None of them are in the Von Miller-Justin Houston-Khalil Mack class, but they have bodies that are capable of disrupting the passing game. They need Jones and Dupree to really get it going. But even if they don't, it brings me to the third reason for the Steelers' turnaround.
3. Coordinator Keith Butler is confusing QBs
Butler is doing some interesting things to create favorable matchups and cross up the opposing quarterbacks and centers who make the line calls.
Here's a look at Harrison's sack last week, one that shows Butler's creativity.
The Steelers showed an overload front to the offensive right side with a double-A gap blitz look. That forced Manning to change the protection to slide in that direction.
The twist was Harrison lined up behind the two inside linebackers. When Manning checked, he jumped outside to the offense's left. With tight end Will Tye out in the pattern, it left Harrison one-on-one with Jennings. He jumped over his cut-block attempt to sack Manning.
There were many more exotic looks that seemed to confuse Manning and the Giants last week. Butler was good with his creativity. Harrison got one pressure from an inside spot when hovered near the line of scrimmage.
I like the way Butler has called games the past three weeks.
4. Stephon Tuitt has picked up his play
The Steelers defensive end has gotten after it with Cameron Heyward out for the year with a torn pec. The Steelers lost arguably their best defensive player for the season when Heyward went down. That meant they needed somebody to step up, and that has been Tuitt.
The past two weeks, he has been really impressive as one of the down players. He has been active pushing the pocket and been really good against the run. Tuitt needs to continue playing big as Pittsburgh's best down player.
5. Ryan Shazier and Lawrence Timmons are back
Shazier missed four games with an MCL sprain, the third consecutive season he has missed games because of injuries. When he's on the field, he's an explosive playmaker. Yes, he can overrun plays looking for the big hit, but his speed is a big part of the Pittsburgh defense. He can get to a lot of runs and he's usually good in coverage.
Timmons, who turned 30 in May, was once also an explosive playmaker. But age has slowed him some, and he struggled early this season. With Shazier back, he has been closer to what he used to be.
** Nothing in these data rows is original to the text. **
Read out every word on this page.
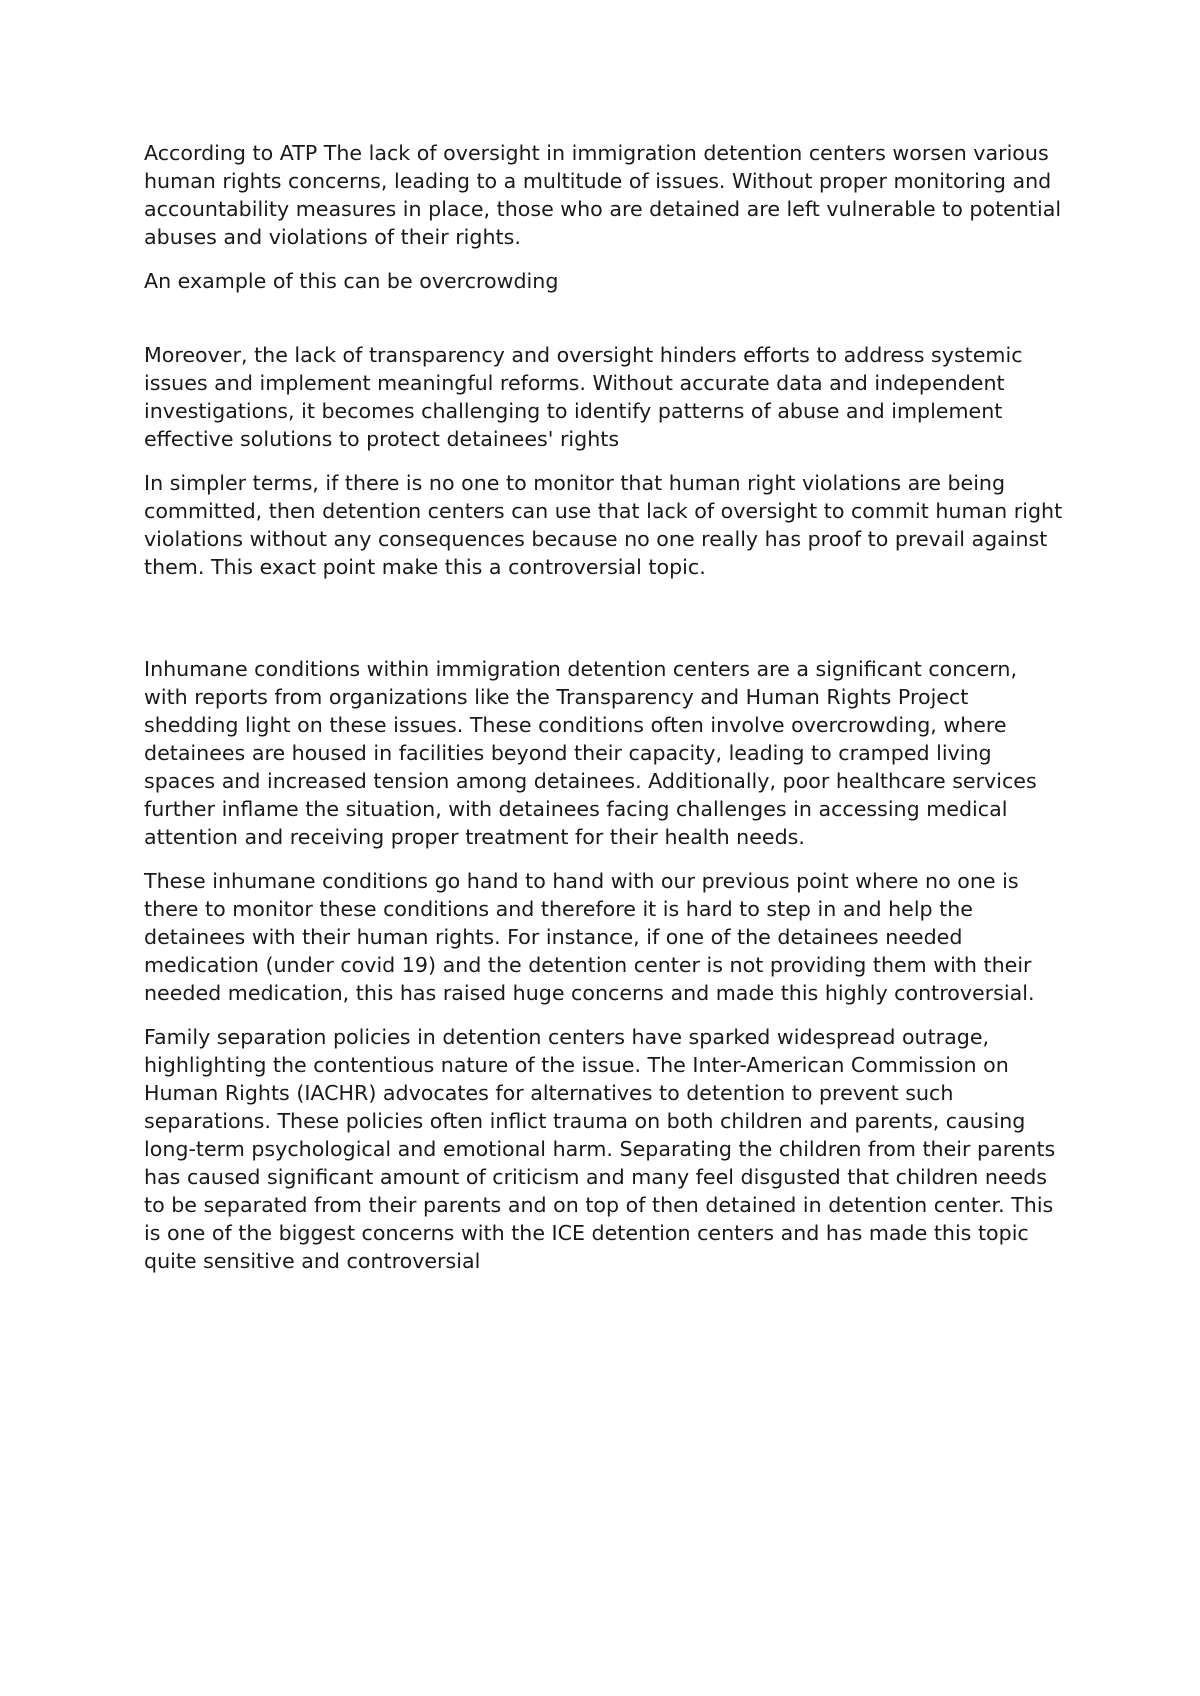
According to ATP The lack of oversight in immigration detention centers worsen various human rights concerns, leading to a multitude of issues. Without proper monitoring and accountability measures in place, those who are detained are left vulnerable to potential abuses and violations of their rights.

An example of this can be overcrowding

Moreover, the lack of transparency and oversight hinders efforts to address systemic issues and implement meaningful reforms. Without accurate data and independent investigations, it becomes challenging to identify patterns of abuse and implement effective solutions to protect detainees' rights

In simpler terms, if there is no one to monitor that human right violations are being committed, then detention centers can use that lack of oversight to commit human right violations without any consequences because no one really has proof to prevail against them. This exact point make this a controversial topic.

Inhumane conditions within immigration detention centers are a significant concern, with reports from organizations like the Transparency and Human Rights Project shedding light on these issues. These conditions often involve overcrowding, where detainees are housed in facilities beyond their capacity, leading to cramped living spaces and increased tension among detainees. Additionally, poor healthcare services further inflame the situation, with detainees facing challenges in accessing medical attention and receiving proper treatment for their health needs.

These inhumane conditions go hand to hand with our previous point where no one is there to monitor these conditions and therefore it is hard to step in and help the detainees with their human rights. For instance, if one of the detainees needed medication (under covid 19) and the detention center is not providing them with their needed medication, this has raised huge concerns and made this highly controversial.

Family separation policies in detention centers have sparked widespread outrage, highlighting the contentious nature of the issue. The Inter-American Commission on Human Rights (IACHR) advocates for alternatives to detention to prevent such separations. These policies often inflict trauma on both children and parents, causing long-term psychological and emotional harm. Separating the children from their parents has caused significant amount of criticism and many feel disgusted that children needs to be separated from their parents and on top of then detained in detention center. This is one of the biggest concerns with the ICE detention centers and has made this topic quite sensitive and controversial
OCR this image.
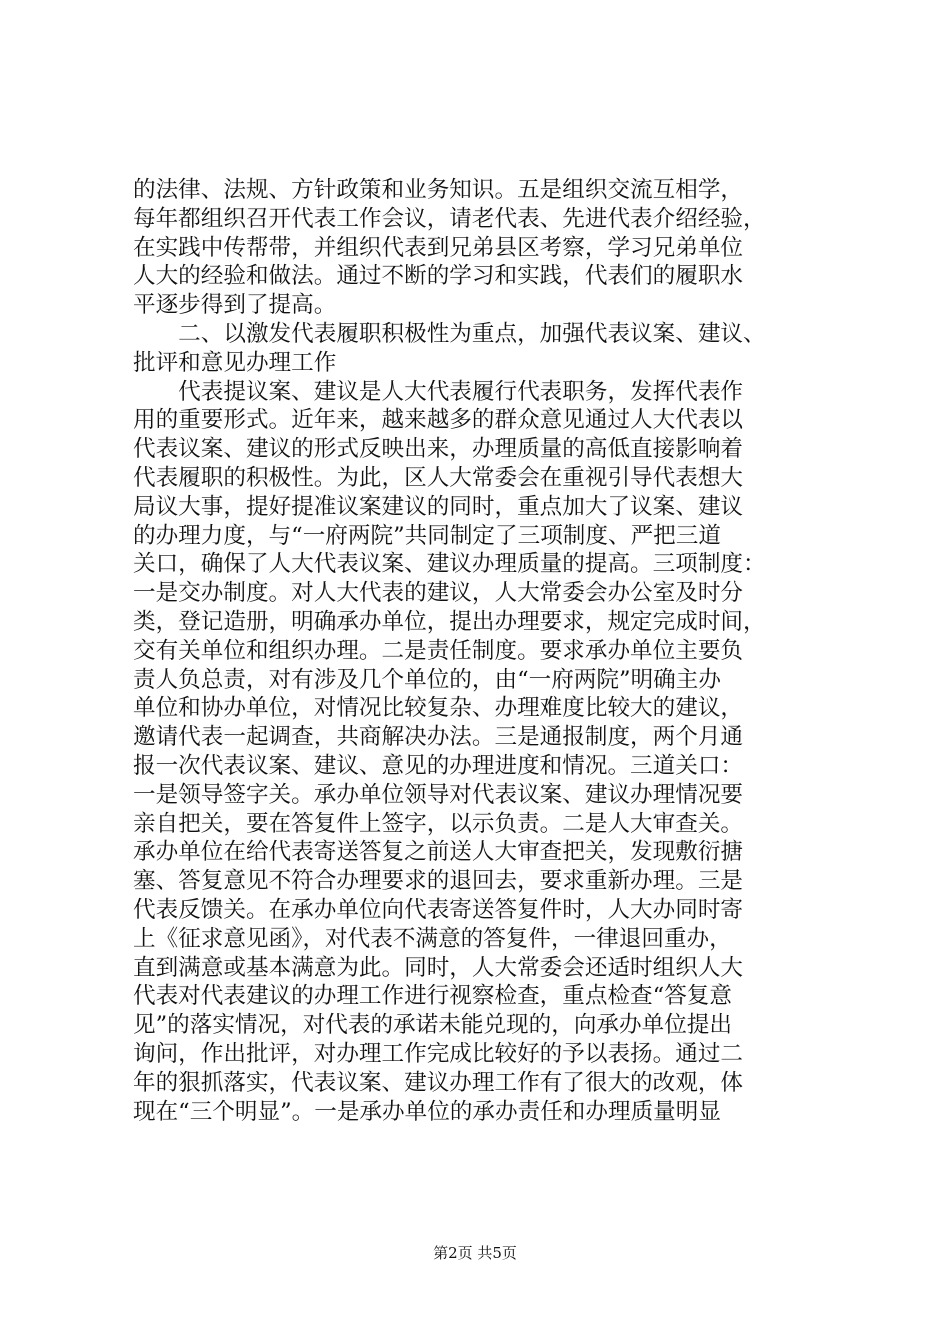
的法律、法规、方针政策和业务知识。五是组织交流互相学，
每年都组织召开代表工作会议，请老代表、先进代表介绍经验，
在实践中传帮带，并组织代表到兄弟县区考察，学习兄弟单位
人大的经验和做法。通过不断的学习和实践，代表们的履职水
平逐步得到了提高。
　　二、以激发代表履职积极性为重点，加强代表议案、建议、
批评和意见办理工作
　　代表提议案、建议是人大代表履行代表职务，发挥代表作
用的重要形式。近年来，越来越多的群众意见通过人大代表以
代表议案、建议的形式反映出来，办理质量的高低直接影响着
代表履职的积极性。为此，区人大常委会在重视引导代表想大
局议大事，提好提准议案建议的同时，重点加大了议案、建议
的办理力度，与“一府两院”共同制定了三项制度、严把三道
关口，确保了人大代表议案、建议办理质量的提高。三项制度：
一是交办制度。对人大代表的建议，人大常委会办公室及时分
类，登记造册，明确承办单位，提出办理要求，规定完成时间，
交有关单位和组织办理。二是责任制度。要求承办单位主要负
责人负总责，对有涉及几个单位的，由“一府两院”明确主办
单位和协办单位，对情况比较复杂、办理难度比较大的建议，
邀请代表一起调查，共商解决办法。三是通报制度，两个月通
报一次代表议案、建议、意见的办理进度和情况。三道关口：
一是领导签字关。承办单位领导对代表议案、建议办理情况要
亲自把关，要在答复件上签字，以示负责。二是人大审查关。
承办单位在给代表寄送答复之前送人大审查把关，发现敷衍搪
塞、答复意见不符合办理要求的退回去，要求重新办理。三是
代表反馈关。在承办单位向代表寄送答复件时，人大办同时寄
上《征求意见函》，对代表不满意的答复件，一律退回重办，
直到满意或基本满意为此。同时，人大常委会还适时组织人大
代表对代表建议的办理工作进行视察检查，重点检查“答复意
见”的落实情况，对代表的承诺未能兑现的，向承办单位提出
询问，作出批评，对办理工作完成比较好的予以表扬。通过二
年的狠抓落实，代表议案、建议办理工作有了很大的改观，体
现在“三个明显”。一是承办单位的承办责任和办理质量明显
第2页 共5页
He looked fast again against the Giants, jumping around making plays in the run game and also doing a nice job in coverage, getting a big interception in the red zone to turn the game back in the Steelers favor as the Giants were going in to score. He's clearly happy to have his inside running mate back on the field.
This is the unit that will decide whether the Steelers are a Super Bowl team. We know the offense will get it going. There are too many weapons and they've done it before.
If this defense can continue to grow together, the Steelers might be the biggest challenge of all to the Patriots in the AFC.